Portanto, é fundamental acrescentar aos estudos e à discussão deste assunto
como a cultura influencia o processo de elaboração do luto e como ela pode
auxiliar o sujeito a viver esse processo.
As
teorizações dos autores aqui apresentados não restringem as formas de vivenciar
o luto, apenas contribuem para elucidar os processos psíquicos que podem
acontecem com aqueles que passaram por uma perda irrecuperável. Cada pessoa
possui sua história pessoal, social e cultural que a leva a responder de
determinada maneira a uma situação dolorosa como a perda do trabalho, cabendo
ao profissional de psicologia auxiliá-lo, caso necessário, para que essa
experiência possa ser vivida de forma menos traumática e que represente uma
oportunidade de crescimento pessoal e aprendizado diante de futuras perdas.
Teoria do Vínculo
Falar
em perda, seja ela simbólica ou concreta, é se referir a rompimento de vínculo.

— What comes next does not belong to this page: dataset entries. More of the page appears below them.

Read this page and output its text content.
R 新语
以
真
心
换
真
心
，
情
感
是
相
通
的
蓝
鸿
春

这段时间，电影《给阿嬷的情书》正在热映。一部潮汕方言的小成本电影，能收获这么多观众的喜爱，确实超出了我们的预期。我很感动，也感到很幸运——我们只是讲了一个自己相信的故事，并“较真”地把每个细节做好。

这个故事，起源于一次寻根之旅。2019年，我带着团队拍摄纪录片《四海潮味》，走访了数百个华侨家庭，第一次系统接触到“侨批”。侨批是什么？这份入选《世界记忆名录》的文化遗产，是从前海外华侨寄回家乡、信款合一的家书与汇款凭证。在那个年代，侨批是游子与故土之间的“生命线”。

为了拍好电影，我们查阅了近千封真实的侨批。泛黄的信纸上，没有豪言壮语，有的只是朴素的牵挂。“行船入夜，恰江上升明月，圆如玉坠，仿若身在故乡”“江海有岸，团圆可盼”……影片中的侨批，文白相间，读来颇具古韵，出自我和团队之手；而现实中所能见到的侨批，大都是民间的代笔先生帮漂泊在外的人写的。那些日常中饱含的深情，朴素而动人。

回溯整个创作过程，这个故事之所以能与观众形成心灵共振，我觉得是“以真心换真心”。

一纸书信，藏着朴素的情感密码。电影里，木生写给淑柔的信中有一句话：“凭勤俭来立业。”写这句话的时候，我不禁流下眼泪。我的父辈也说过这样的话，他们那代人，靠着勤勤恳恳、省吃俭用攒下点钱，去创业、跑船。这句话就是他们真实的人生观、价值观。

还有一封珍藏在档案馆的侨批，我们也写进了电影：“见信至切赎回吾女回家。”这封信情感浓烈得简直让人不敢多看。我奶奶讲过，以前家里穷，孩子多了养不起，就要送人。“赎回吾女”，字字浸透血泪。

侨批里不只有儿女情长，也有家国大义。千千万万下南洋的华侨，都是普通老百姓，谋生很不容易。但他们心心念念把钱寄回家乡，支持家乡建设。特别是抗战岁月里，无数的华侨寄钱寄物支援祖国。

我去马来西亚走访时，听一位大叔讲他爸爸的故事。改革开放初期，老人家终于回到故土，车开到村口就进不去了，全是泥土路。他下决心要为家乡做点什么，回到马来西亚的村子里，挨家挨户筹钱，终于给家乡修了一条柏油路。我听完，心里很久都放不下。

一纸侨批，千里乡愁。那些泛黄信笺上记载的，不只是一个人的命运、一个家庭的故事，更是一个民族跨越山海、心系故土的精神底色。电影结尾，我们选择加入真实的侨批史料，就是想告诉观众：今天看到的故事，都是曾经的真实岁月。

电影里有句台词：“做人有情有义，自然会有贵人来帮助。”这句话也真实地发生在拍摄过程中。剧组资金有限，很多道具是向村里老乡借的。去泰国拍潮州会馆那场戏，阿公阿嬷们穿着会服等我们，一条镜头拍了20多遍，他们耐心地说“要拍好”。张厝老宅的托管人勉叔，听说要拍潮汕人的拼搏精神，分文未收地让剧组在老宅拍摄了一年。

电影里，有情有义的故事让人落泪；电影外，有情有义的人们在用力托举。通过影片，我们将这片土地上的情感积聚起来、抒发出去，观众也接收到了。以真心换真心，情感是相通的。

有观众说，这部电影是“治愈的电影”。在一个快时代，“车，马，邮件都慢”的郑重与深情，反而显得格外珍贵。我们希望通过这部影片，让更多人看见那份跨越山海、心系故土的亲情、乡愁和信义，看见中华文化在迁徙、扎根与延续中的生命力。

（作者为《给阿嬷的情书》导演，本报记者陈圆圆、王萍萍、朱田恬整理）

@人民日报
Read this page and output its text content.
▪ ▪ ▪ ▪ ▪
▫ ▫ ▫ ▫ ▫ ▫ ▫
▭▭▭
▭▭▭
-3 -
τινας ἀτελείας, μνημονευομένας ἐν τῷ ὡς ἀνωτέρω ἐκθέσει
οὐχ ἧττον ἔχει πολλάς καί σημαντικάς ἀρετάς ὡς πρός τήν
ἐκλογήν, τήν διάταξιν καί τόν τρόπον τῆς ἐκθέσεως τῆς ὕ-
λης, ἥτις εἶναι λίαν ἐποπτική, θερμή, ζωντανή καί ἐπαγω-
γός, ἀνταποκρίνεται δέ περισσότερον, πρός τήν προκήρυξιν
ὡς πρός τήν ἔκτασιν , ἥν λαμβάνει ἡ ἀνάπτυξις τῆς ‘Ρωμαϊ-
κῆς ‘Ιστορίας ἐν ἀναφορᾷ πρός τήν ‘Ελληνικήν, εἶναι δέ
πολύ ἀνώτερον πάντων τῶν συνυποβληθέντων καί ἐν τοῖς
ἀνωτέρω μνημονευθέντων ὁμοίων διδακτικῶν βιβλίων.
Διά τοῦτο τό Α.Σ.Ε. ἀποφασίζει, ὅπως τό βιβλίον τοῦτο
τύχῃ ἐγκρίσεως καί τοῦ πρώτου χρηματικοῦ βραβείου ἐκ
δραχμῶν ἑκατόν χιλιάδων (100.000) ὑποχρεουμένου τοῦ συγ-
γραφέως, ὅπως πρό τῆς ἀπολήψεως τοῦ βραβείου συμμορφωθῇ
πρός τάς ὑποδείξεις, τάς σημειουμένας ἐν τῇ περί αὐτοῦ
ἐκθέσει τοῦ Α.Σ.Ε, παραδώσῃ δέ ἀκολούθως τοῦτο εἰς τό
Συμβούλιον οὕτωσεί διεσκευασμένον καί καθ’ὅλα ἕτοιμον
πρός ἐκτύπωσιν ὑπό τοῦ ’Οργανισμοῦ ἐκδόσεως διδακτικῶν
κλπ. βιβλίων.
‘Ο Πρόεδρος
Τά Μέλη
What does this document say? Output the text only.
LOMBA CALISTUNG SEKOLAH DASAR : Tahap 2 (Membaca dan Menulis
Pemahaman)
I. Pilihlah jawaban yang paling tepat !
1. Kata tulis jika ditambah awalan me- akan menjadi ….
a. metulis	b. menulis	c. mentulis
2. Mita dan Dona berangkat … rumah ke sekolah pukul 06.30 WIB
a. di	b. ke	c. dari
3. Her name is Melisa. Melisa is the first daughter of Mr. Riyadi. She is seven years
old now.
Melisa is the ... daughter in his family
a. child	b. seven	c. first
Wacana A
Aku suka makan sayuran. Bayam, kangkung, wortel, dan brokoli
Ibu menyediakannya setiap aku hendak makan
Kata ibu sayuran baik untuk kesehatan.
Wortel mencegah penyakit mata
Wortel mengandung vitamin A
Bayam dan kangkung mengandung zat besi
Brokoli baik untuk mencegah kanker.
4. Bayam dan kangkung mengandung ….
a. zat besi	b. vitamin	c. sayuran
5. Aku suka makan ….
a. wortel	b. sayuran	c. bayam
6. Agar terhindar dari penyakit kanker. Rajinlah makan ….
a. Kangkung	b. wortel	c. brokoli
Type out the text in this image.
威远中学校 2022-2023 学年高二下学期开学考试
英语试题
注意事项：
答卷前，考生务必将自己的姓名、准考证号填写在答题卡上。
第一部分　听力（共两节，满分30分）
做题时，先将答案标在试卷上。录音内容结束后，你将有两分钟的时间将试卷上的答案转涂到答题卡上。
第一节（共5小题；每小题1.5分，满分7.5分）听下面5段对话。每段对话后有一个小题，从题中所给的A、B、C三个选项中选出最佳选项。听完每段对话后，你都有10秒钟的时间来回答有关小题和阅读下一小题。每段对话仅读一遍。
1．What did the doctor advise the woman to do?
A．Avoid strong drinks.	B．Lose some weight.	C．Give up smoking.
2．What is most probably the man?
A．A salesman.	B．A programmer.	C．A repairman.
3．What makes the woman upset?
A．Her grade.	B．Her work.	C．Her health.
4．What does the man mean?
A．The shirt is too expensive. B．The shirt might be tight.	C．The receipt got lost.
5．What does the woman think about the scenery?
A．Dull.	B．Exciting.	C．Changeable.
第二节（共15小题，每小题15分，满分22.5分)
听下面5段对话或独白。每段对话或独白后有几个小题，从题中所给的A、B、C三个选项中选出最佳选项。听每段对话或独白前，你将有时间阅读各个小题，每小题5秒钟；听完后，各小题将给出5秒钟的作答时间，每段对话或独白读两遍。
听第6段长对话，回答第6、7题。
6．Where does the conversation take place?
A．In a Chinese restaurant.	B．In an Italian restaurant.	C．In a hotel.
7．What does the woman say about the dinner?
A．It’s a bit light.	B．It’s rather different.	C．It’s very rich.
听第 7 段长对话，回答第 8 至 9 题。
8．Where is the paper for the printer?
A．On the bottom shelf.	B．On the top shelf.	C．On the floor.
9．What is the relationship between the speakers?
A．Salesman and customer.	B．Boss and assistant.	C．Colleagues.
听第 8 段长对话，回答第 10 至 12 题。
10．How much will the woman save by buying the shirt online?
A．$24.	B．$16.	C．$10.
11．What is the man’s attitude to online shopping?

Bowlby (1993) é um estudioso que pesquisa os aspectos psicológico e biológico
do luto, integrando psicanálise e etologia - estudo dos comportamentos
específicos das espécies – em sua teoria do vínculo. Nesta teoria, o luto é
estudado através dos comportamentos de vínculo afetivo. Essa perspectiva
teórica é útil na proposta do presente artigo, visto que a relação do homem com
o trabalho se dá também em uma dimensão afetiva.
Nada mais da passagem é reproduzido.